At least at this point, none of those options will work for us.
Any option that involves changing the licensing or creating proprietary extensions simply isn’t an option because that’s not something we want to do (and given most things we do are based on other projects’ work, we couldn’t change the licensing even if we wanted to).
Selling services obviously works only if you have users who are both able and willing to pay for them. This is viable if you have tens of thousands of users, some of which with sufficient money at hand – but it doesn’t work with a very small user base especially if almost all of those users are home users who couldn’t afford a service contract even if they needed and wanted it.
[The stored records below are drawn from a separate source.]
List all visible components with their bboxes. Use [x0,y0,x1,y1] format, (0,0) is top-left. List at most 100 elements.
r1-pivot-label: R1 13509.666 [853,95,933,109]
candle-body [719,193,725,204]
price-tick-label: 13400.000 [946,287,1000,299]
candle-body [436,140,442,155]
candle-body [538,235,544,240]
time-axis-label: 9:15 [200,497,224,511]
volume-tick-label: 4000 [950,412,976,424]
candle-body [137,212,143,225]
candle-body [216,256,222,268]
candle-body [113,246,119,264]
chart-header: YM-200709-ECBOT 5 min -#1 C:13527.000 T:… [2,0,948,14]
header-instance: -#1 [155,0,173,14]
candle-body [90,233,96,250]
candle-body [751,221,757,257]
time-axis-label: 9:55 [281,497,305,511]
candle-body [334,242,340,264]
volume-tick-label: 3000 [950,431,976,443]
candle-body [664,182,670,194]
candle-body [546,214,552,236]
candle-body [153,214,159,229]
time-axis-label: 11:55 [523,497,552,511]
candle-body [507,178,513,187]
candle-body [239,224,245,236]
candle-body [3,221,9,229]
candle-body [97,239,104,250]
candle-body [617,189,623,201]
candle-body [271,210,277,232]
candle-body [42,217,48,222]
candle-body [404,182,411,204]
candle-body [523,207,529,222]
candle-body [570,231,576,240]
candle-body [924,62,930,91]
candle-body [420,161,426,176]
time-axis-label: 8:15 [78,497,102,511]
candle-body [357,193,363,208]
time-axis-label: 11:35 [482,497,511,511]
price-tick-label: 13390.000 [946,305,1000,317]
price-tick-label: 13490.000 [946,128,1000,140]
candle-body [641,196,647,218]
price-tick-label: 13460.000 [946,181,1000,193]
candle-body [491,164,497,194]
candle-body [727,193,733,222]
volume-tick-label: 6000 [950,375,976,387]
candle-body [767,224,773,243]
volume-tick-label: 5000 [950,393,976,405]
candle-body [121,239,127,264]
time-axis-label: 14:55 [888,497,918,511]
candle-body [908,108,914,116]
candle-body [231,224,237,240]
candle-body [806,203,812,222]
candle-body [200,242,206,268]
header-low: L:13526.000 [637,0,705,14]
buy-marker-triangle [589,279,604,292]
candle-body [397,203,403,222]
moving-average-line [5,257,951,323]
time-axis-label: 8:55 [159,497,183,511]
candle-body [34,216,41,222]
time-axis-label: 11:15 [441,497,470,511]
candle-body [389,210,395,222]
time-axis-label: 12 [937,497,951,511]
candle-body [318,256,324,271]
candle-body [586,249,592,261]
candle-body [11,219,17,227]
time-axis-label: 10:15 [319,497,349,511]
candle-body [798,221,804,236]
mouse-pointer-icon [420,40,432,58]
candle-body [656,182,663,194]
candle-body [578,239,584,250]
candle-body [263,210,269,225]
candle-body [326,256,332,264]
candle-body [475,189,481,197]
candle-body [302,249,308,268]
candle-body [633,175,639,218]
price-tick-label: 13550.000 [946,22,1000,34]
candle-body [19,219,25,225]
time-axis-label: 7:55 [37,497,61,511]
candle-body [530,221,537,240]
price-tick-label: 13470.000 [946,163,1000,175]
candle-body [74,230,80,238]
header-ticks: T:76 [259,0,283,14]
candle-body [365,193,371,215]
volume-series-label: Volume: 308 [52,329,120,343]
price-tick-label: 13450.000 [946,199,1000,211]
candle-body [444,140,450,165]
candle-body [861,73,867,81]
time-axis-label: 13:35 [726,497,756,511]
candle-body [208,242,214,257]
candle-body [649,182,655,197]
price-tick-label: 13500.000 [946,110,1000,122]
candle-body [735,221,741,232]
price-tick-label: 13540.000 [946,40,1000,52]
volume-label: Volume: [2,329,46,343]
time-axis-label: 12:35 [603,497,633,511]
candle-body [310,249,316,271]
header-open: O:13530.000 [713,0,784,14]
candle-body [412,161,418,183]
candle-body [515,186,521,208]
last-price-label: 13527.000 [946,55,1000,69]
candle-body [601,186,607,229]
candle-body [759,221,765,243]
Selling merchandise similarly requires a bigger user base. If we sold 5 T-Shirts and a mug or two, that would be more than I think we would - but nowhere near enough to hire someone even for a day.
Nobody gives a **** about certification from a project nobody uses, so that one is out.
SaaS doesn’t work for our type of project - I presume we could offer some online storage or an email account or something with the OS, but I don’t see anyone going for that if they can just get the same stuff free of charge in hundreds of other places (and I certainly don’t want to make the OS worse by restricting users’ options by making competing services harder to access or something).
Voluntary donations/Partnerships with funding organizations: We’re doing that. We’re not even getting enough to pay for our infrastructure.
Bounties: Well, of course anyone is free to put out a bounty on adding a feature/fixing a bug/whatever and we’ll gladly accept either the money to do it ourselves or the code submitted by someone wanting to claim the bounty – but so far nobody has put out a bounty on anything.
Crowdsourcing: Tried that and it failed badly. You need way more visibility than we have in order to do that successfully.
There’s one thing I could see potentially working (though nowhere near a level where it would pay for even a part-time employee - if we’re lucky, this would cover our infrastructure cost), and that’s selling hardware with the OS preloaded. That’s actually one reason why I think the ARM/AArch64 ports may be even more interesting than the traditional x86 builds – people can get an x86 box anywhere, but there are few (if any) places where you can get a ready-to-run off-the-shelf ARM or RISC-V box.
I have some nice prototypes right here, but of course they’ll essentially need the 4.0 release given 3.x is x86-only.